En una mañana soleada, la plaza de la iglesia de San Pedro se convirtió en el escenario perfecto para el evento anual de la Escuela Municipal de Música (EMM) de Santiago. El concierto, que comenzó a las 12.30 horas, busca no solo mostrar el trabajo formativo del centro, sino también fomentar la cohesión social a través del arte.
“"Promover el talento y la pasión por la música, desde el convencimiento de que esta es uno de los mejores medios para aprender, crecer y madurar."
Además de su objetivo educativo, el 'Concerto para a veciñanza' tiene como meta dinamizar la vida cultural de los barrios, acercando la música a todos los sectores de la población compostelana y contribuyendo al enriquecimiento social y cultural de la ciudad. La comunidad de Santiago respondió a la convocatoria, llenando la plaza con asistentes de todas las edades.
Durante una hora, la Banda y el Conjunto de Música Tradicional de la EMM deleitaron al público con un repertorio diverso.
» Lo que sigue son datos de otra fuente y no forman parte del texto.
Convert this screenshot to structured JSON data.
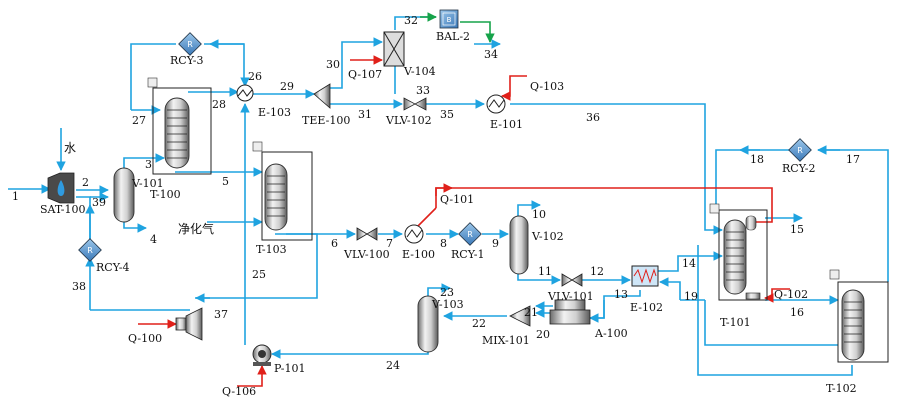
{
  "units": {
    "SAT-100": "SAT-100",
    "V-101": "V-101",
    "T-100": "T-100",
    "T-103": "T-103",
    "RCY-3": "RCY-3",
    "RCY-4": "RCY-4",
    "RCY-1": "RCY-1",
    "RCY-2": "RCY-2",
    "E-103": "E-103",
    "TEE-100": "TEE-100",
    "V-104": "V-104",
    "BAL-2": "BAL-2",
    "VLV-102": "VLV-102",
    "E-101": "E-101",
    "VLV-100": "VLV-100",
    "E-100": "E-100",
    "V-102": "V-102",
    "VLV-101": "VLV-101",
    "E-102": "E-102",
    "A-100": "A-100",
    "MIX-101": "MIX-101",
    "V-103": "V-103",
    "P-101": "P-101",
    "T-101": "T-101",
    "T-102": "T-102"
  },
  "energy": {
    "Q-107": "Q-107",
    "Q-103": "Q-103",
    "Q-101": "Q-101",
    "Q-102": "Q-102",
    "Q-100": "Q-100",
    "Q-106": "Q-106"
  },
  "chinese": {
    "water": "水",
    "purified_gas": "净化气"
  },
  "streams": {
    "s1": "1",
    "s2": "2",
    "s3": "3",
    "s4": "4",
    "s5": "5",
    "s6": "6",
    "s7": "7",
    "s8": "8",
    "s9": "9",
    "s10": "10",
    "s11": "11",
    "s12": "12",
    "s13": "13",
    "s14": "14",
    "s15": "15",
    "s16": "16",
    "s17": "17",
    "s18": "18",
    "s19": "19",
    "s20": "20",
    "s21": "21",
    "s22": "22",
    "s23": "23",
    "s24": "24",
    "s25": "25",
    "s26": "26",
    "s27": "27",
    "s28": "28",
    "s29": "29",
    "s30": "30",
    "s31": "31",
    "s32": "32",
    "s33": "33",
    "s34": "34",
    "s35": "35",
    "s36": "36",
    "s37": "37",
    "s38": "38",
    "s39": "39"
  },
  "colors": {
    "material": "#1fa3e0",
    "energy": "#e0201a",
    "product": "#16a34a"
  }
}
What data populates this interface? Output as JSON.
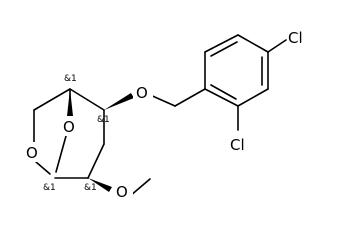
{
  "atoms": {
    "o_ring": "O",
    "o_bridge": "O",
    "o_ether": "O",
    "o_methoxy": "O",
    "cl_para": "Cl",
    "cl_ortho": "Cl"
  },
  "stereo_labels": {
    "c_bridgehead_top": "&1",
    "c_benzyloxy": "&1",
    "c_anomeric": "&1",
    "c_methoxy": "&1"
  }
}
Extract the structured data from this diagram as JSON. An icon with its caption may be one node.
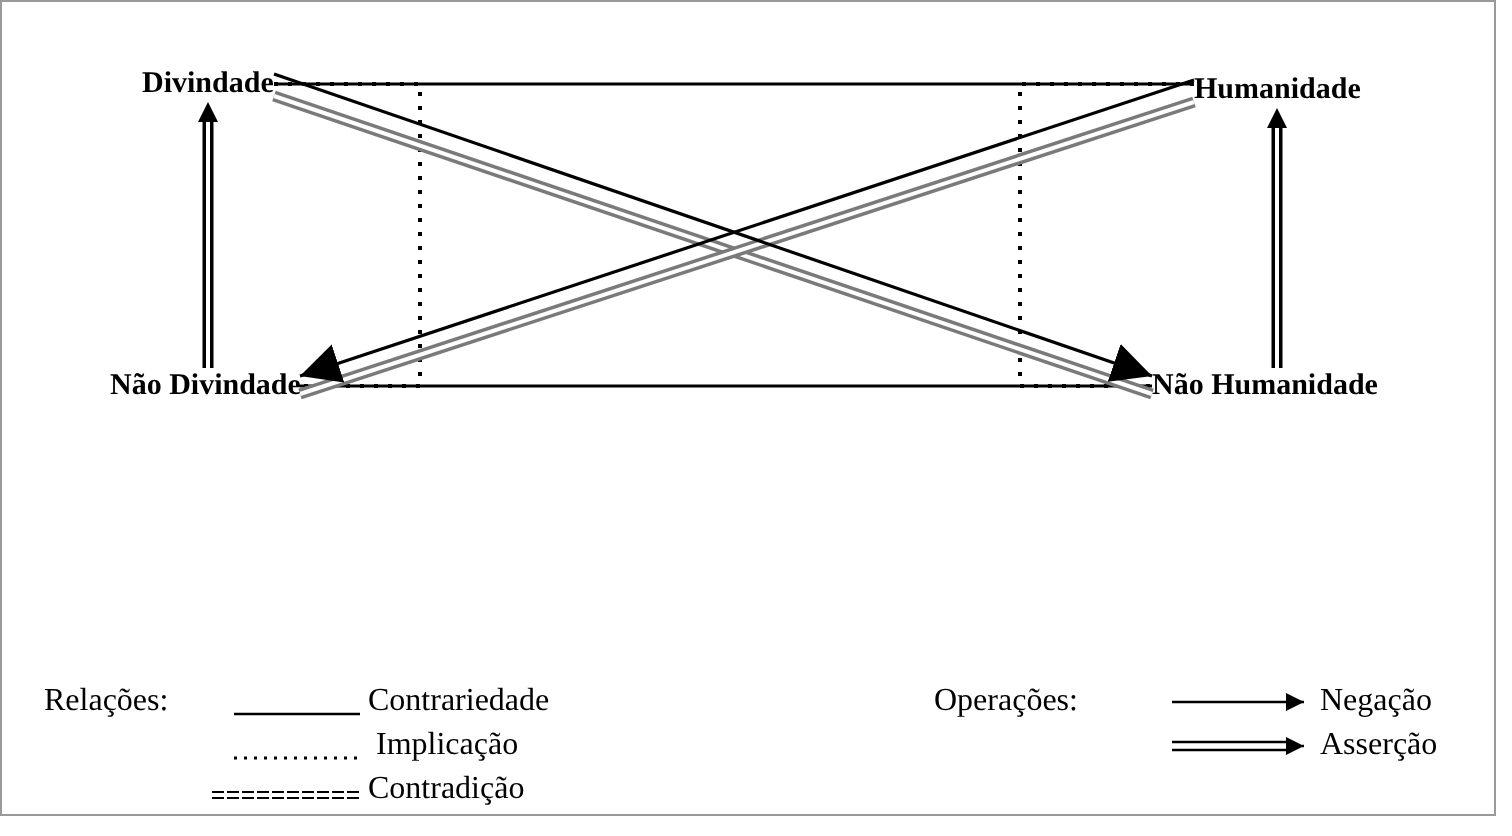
{
  "diagram": {
    "nodes": [
      {
        "text": [
          "Divindade"
        ]
      },
      {
        "text": [
          "Humanidade"
        ]
      },
      {
        "text": [
          "Não Divindade"
        ]
      },
      {
        "text": [
          "Não Humanidade"
        ]
      }
    ],
    "edges": [
      {
        "from": 0,
        "to": 1,
        "arrow": "none"
      },
      {
        "from": 2,
        "to": 3,
        "arrow": "none"
      },
      {
        "from": 0,
        "to": 2,
        "arrow": "none",
        "style": "dashed"
      },
      {
        "from": 1,
        "to": 3,
        "arrow": "none",
        "style": "dashed"
      },
      {
        "from": 0,
        "to": 3,
        "arrow": "none",
        "style": "thick",
        "color": "#7a7a7a"
      },
      {
        "from": 1,
        "to": 2,
        "arrow": "none",
        "style": "thick",
        "color": "#7a7a7a"
      },
      {
        "from": 0,
        "to": 3,
        "arrow": "to"
      },
      {
        "from": 1,
        "to": 2,
        "arrow": "to"
      },
      {
        "from": 2,
        "to": 0,
        "arrow": "to",
        "style": "thick"
      },
      {
        "from": 3,
        "to": 1,
        "arrow": "to",
        "style": "thick"
      }
    ],
    "labels": [
      "Relações:",
      "Operações:"
    ],
    "legend": [
      {
        "text": "Contrariedade"
      },
      {
        "text": "Implicação"
      },
      {
        "text": "Contradição"
      },
      {
        "text": "Negação"
      },
      {
        "text": "Asserção"
      }
    ]
  }
}
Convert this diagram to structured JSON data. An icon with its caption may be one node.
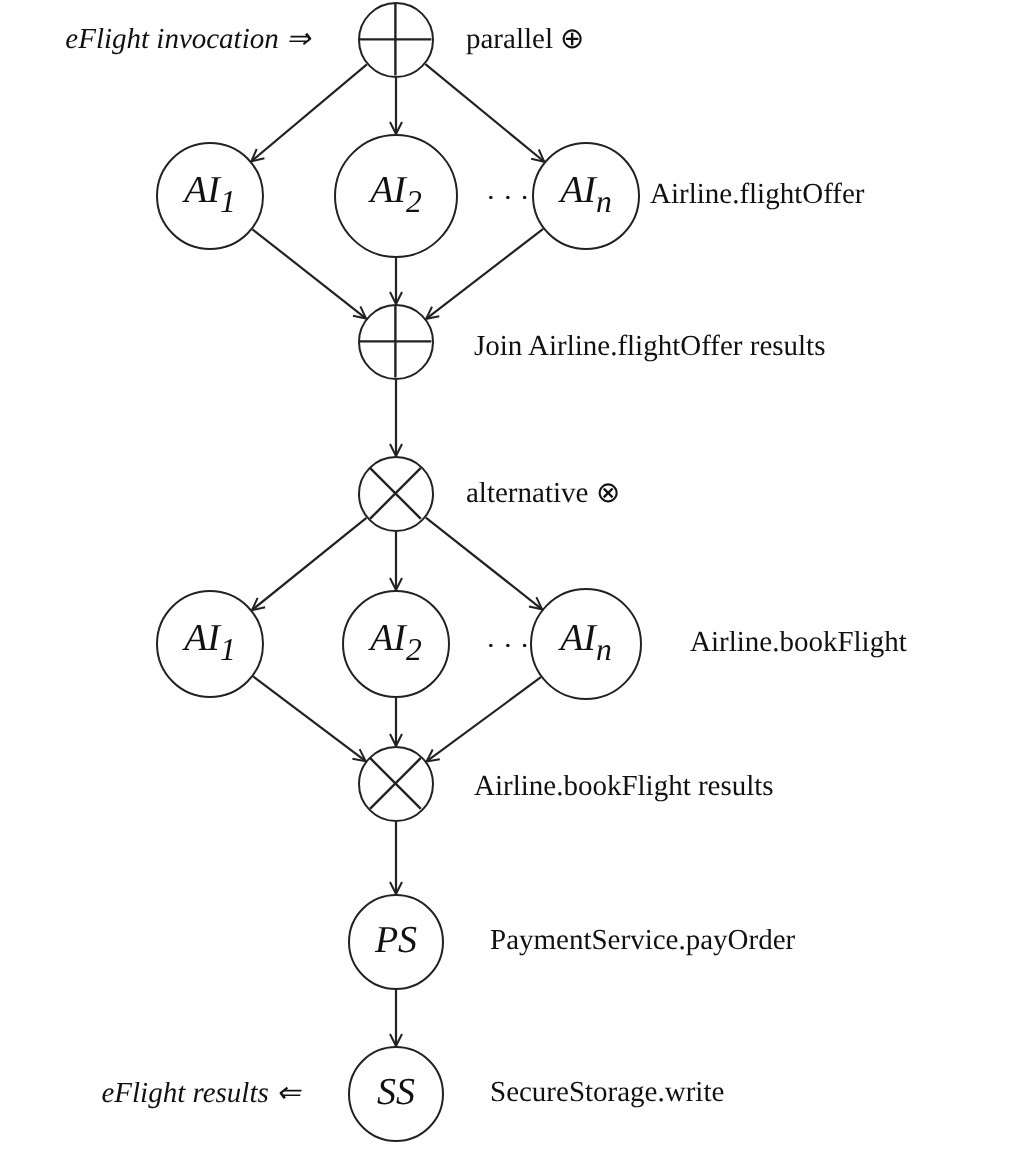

Bajo la dirección de Pablo Pascual, se interpretaron piezas tradicionales como Danza do ramo verde, Muiñeira dos Padernes o Mazurca da Terra Chá, junto a otras como Greenlands y Noces de Granit.
Posteriormente, la Banda, dirigida por el profesor Óscar Fernández, ofreció versiones de temas conocidos como Who's that masked man, con arreglos de Jay Bocook, y el clásico de los ochenta The final countdown, de la banda Europe, con arreglos de Frank Bernaerts. También hubo espacio para la música clásica de banda con la marcha Juventus, de Rolf Amstad, y una adaptación del Concierto de Aranjuez, de Joaquín Rodrigo, arreglada por el propio Óscar Fernández.
El evento, que combinó repertorio tradicional, clásico y actual, fue interpretado por el alumnado de la Escuela Municipal de Música al aire libre, para el disfrute de los vecinos y de los numerosos peregrinos que transitan por la calle de San Pedro en su camino hacia la Catedral de Santiago.